12. By accepting the Stock Units, you acknowledge and agree that, to the extent that the Stock Units constitute “Covered Incentive Compensation” subject to the terms of NCR’s Compensation Recovery Policy, as the same may be in effect from time to time (the “Compensation Recovery Policy”), then, notwithstanding any other provision of this Agreement to the contrary, you may be required to forfeit or repay any or all of the Stock Units pursuant to the terms of the Compensation Recovery Policy. Further, you acknowledge and agree that NCR may, to the extent permitted by law, enforce any repayment obligation pursuant to the Compensation Recovery Policy by reducing any amounts that may be owing from time-to-time by NCR to you, whether as wages, severance, vacation pay or in the form of any other benefit or for any other reason.

13. Subject to the terms of this Agreement, you may at any time designate one or more beneficiaries to receive all or part of any shares of NCR common stock underlying the Stock Units to be distributed in case of your death, and you may change or revoke such designation at any time. In the event of your death, any such shares distributable hereunder that are subject to such a designation will be distributed to such beneficiary or beneficiaries in accordance with this Agreement. Any other shares of NCR common stock underlying the Stock Units not designated by you will be distributable to your estate. If there is any question as to the legal right of any beneficiary to receive a distribution hereunder, the shares of NCR common stock underlying the Stock Units in question may be transferred to your estate, in which event NCR will have no further liability to anyone with respect to such shares.

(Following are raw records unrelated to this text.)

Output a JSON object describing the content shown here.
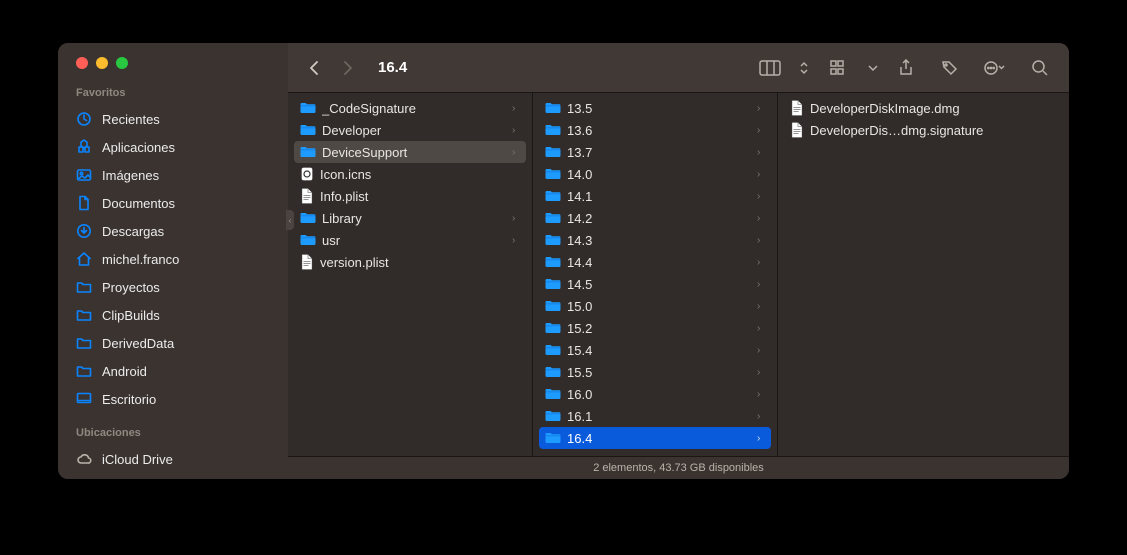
{
  "window": {
    "title": "16.4"
  },
  "sidebar": {
    "sections": [
      {
        "label": "Favoritos",
        "items": [
          {
            "icon": "clock",
            "label": "Recientes"
          },
          {
            "icon": "apps",
            "label": "Aplicaciones"
          },
          {
            "icon": "images",
            "label": "Imágenes"
          },
          {
            "icon": "doc",
            "label": "Documentos"
          },
          {
            "icon": "download",
            "label": "Descargas"
          },
          {
            "icon": "home",
            "label": "michel.franco"
          },
          {
            "icon": "folder",
            "label": "Proyectos"
          },
          {
            "icon": "folder",
            "label": "ClipBuilds"
          },
          {
            "icon": "folder",
            "label": "DerivedData"
          },
          {
            "icon": "folder",
            "label": "Android"
          },
          {
            "icon": "desktop",
            "label": "Escritorio"
          }
        ]
      },
      {
        "label": "Ubicaciones",
        "items": [
          {
            "icon": "cloud",
            "label": "iCloud Drive"
          }
        ]
      }
    ]
  },
  "columns": [
    {
      "items": [
        {
          "type": "folder",
          "label": "_CodeSignature",
          "chevron": true,
          "sel": null
        },
        {
          "type": "folder",
          "label": "Developer",
          "chevron": true,
          "sel": null
        },
        {
          "type": "folder",
          "label": "DeviceSupport",
          "chevron": true,
          "sel": "gray"
        },
        {
          "type": "icns",
          "label": "Icon.icns",
          "chevron": false,
          "sel": null
        },
        {
          "type": "file",
          "label": "Info.plist",
          "chevron": false,
          "sel": null
        },
        {
          "type": "folder",
          "label": "Library",
          "chevron": true,
          "sel": null
        },
        {
          "type": "folder",
          "label": "usr",
          "chevron": true,
          "sel": null
        },
        {
          "type": "file",
          "label": "version.plist",
          "chevron": false,
          "sel": null
        }
      ]
    },
    {
      "items": [
        {
          "type": "folder",
          "label": "13.5",
          "chevron": true,
          "sel": null
        },
        {
          "type": "folder",
          "label": "13.6",
          "chevron": true,
          "sel": null
        },
        {
          "type": "folder",
          "label": "13.7",
          "chevron": true,
          "sel": null
        },
        {
          "type": "folder",
          "label": "14.0",
          "chevron": true,
          "sel": null
        },
        {
          "type": "folder",
          "label": "14.1",
          "chevron": true,
          "sel": null
        },
        {
          "type": "folder",
          "label": "14.2",
          "chevron": true,
          "sel": null
        },
        {
          "type": "folder",
          "label": "14.3",
          "chevron": true,
          "sel": null
        },
        {
          "type": "folder",
          "label": "14.4",
          "chevron": true,
          "sel": null
        },
        {
          "type": "folder",
          "label": "14.5",
          "chevron": true,
          "sel": null
        },
        {
          "type": "folder",
          "label": "15.0",
          "chevron": true,
          "sel": null
        },
        {
          "type": "folder",
          "label": "15.2",
          "chevron": true,
          "sel": null
        },
        {
          "type": "folder",
          "label": "15.4",
          "chevron": true,
          "sel": null
        },
        {
          "type": "folder",
          "label": "15.5",
          "chevron": true,
          "sel": null
        },
        {
          "type": "folder",
          "label": "16.0",
          "chevron": true,
          "sel": null
        },
        {
          "type": "folder",
          "label": "16.1",
          "chevron": true,
          "sel": null
        },
        {
          "type": "folder",
          "label": "16.4",
          "chevron": true,
          "sel": "blue"
        }
      ]
    },
    {
      "items": [
        {
          "type": "file",
          "label": "DeveloperDiskImage.dmg",
          "chevron": false,
          "sel": null
        },
        {
          "type": "file",
          "label": "DeveloperDis…dmg.signature",
          "chevron": false,
          "sel": null
        }
      ]
    }
  ],
  "status_bar": "2 elementos, 43.73 GB disponibles"
}
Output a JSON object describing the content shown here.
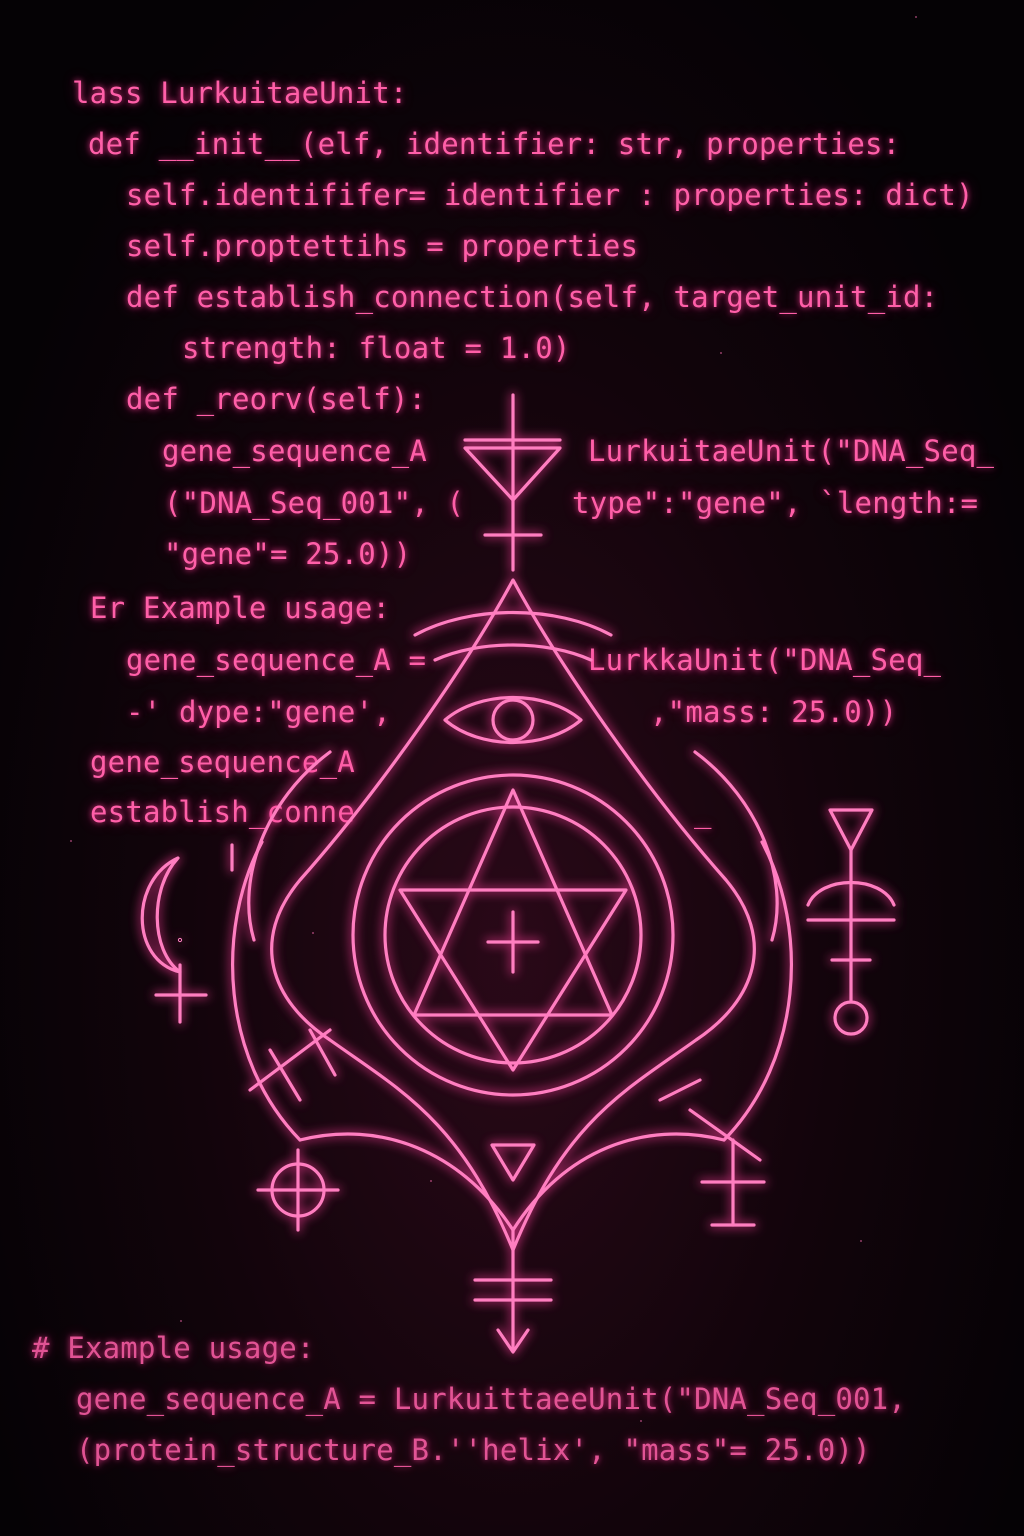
{
  "theme": {
    "code_color": "#ff5fa8",
    "glow_color": "#ff3d9c",
    "background": "#050205"
  },
  "code": {
    "lines": [
      "lass LurkuitaeUnit:",
      "def __init__(elf, identifier: str, properties:",
      "self.identififer= identifier : properties: dict)",
      "self.proptettihs = properties",
      "def establish_connection(self, target_unit_id:",
      "strength: float = 1.0)",
      "def _reorv(self):",
      "gene_sequence_A",
      "LurkuitaeUnit(\"DNA_Seq_",
      "(\"DNA_Seq_001\", (",
      "type\":\"gene\", `length:=",
      "\"gene\"= 25.0))",
      "Er Example usage:",
      "gene_sequence_A =",
      "LurkkaUnit(\"DNA_Seq_",
      "-' dype:\"gene',",
      ",\"mass: 25.0))",
      "gene_sequence_A",
      "establish_conne",
      "_",
      "# Example usage:",
      "gene_sequence_A = LurkuittaeeUnit(\"DNA_Seq_001,",
      "(protein_structure_B.''helix', \"mass\"= 25.0))"
    ]
  },
  "sigil": {
    "icons": [
      "triangle-eye-sigil-icon",
      "crescent-venus-icon",
      "mercury-glyph-icon",
      "sun-cross-icon",
      "cross-icon"
    ]
  }
}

14. The provisions of this Agreement are severable. If any provision of this Agreement is held to be unenforceable or invalid by a court or other tribunal of competent jurisdiction (including an arbitration tribunal), it shall be severed and shall not affect any other part of this Agreement, which will be enforced as permitted by law.

15. The terms of this award of Stock Units as evidenced by this Agreement may be amended by the NCR Board of Directors or the Committee.

16. In the event of a conflict between the terms and conditions of this Agreement and the terms and conditions of the Plan, the terms and conditions of the Plan shall prevail, except that with respect to matters involving choice of law the terms and conditions of Section 11 of this Agreement shall prevail.

17. Notwithstanding any other provision of this Agreement, this award of Stock Units and your right to receive payment of any Stock Units that become Vested hereunder are subject to your timely annual certification to NCR’s Code of Conduct, and in the event of your failure to timely provide any such certification as may be required prior to the date that Stock Units would otherwise be paid under this Agreement, those Stock Units shall be forfeited.